LAAS/CNRS - LCC/CNRS - Laplace, Toulouse University


E-nose, indoor air quality, multi-gas sensors, nanostructures, metal oxide semiconductors, sensitivity, selectivity, internet of thing (IoT).

Humans spend more than 90% of their time in a closed environment that contains several gaseous pollutants like VOCs (volatile organic compounds). Such gaseous contaminants in the indoor air may cause respiratory problems and chronical diseases. Many others gases such as CO2, CO, and NO2 from urban pollution and poor ventilation systems are also part of indoor air contaminants. Offices, meeting rooms, classrooms and practical workrooms in universities and / or schools may present VOC and /or CO2 levels that exceed the regulatory thresholds. Measuring and monitoring indoor air quality is therefore essential to ensure a better quality life in workspaces. This thesis has been carried out within the framework of the GIS neOCampus (groupement d’intérêt scientifique), led by Université Paul Sabatier UT3 and dedicated to the development of an innovative, connected and sustainable campus for a better quality life. We are interested in the development of miniaturized MOS (metal oxide sensors) gas sensors for the indoor air quality monitoring in offices and classrooms. The objective of this study is to control these pollution levels in order to correct them through measures to ventilate the premises. Making a decision about how to correct air quality is an essential step in the process. As part of this work, we have prepared several prototypes of miniaturized multi-gas sensors (4 sensors) integrated on their electronic card able to detect levels of indoor air pollution. The proximity electronics allows the control and recovery of data from these sensors, and an IOT (internet of things) type communication module based on the WiFi protocol linked to the "Cloud NeoCampus", remotely and wirelessly, generates indoor-air quality signal in real time.
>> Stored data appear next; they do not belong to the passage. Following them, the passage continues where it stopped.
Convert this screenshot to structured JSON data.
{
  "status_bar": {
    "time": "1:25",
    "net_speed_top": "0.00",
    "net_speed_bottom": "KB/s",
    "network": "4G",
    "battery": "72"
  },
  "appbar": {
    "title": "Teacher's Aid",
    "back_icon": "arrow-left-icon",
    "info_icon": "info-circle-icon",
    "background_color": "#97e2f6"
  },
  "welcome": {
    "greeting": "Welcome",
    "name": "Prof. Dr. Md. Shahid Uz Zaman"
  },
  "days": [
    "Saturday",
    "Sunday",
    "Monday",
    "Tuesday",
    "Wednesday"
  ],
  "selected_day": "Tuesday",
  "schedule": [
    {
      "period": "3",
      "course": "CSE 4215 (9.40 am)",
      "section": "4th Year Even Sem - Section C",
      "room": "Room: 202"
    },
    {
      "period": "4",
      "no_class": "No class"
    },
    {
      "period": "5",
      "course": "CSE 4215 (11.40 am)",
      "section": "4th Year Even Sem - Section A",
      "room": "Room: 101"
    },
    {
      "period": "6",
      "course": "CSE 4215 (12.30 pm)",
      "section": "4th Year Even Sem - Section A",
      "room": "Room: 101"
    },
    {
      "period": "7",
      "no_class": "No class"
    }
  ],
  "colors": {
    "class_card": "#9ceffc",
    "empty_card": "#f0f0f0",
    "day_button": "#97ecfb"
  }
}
This multi-sensor is based on semiconductor sensors based on nanostructured metal oxides (SnO2, WO3, CuO) synthesized at the LCC (laboratoire de chimie de coordination).

Scientific goal

We have developed a new synthetic approach for the nanostructured metal oxides on the sensor platform in order to optimize the performance of the sensitive layer (stability, sensitivity, selectivity). We have studied very efficient associations of n-type and p-type MOS nanostructures based on multilayered implementation on silicon platforms. The gas responses have been measured in laboratories test benches and new measurement protocols (cycled temperature mode versus continuous operation mode) have been defined to selectively detect NO2 or VOCs compounds in air at ppm and sub ppm levels. In addition, PCA (principal components analysis) analyses have been set up to discriminate gas mixtures in test benches.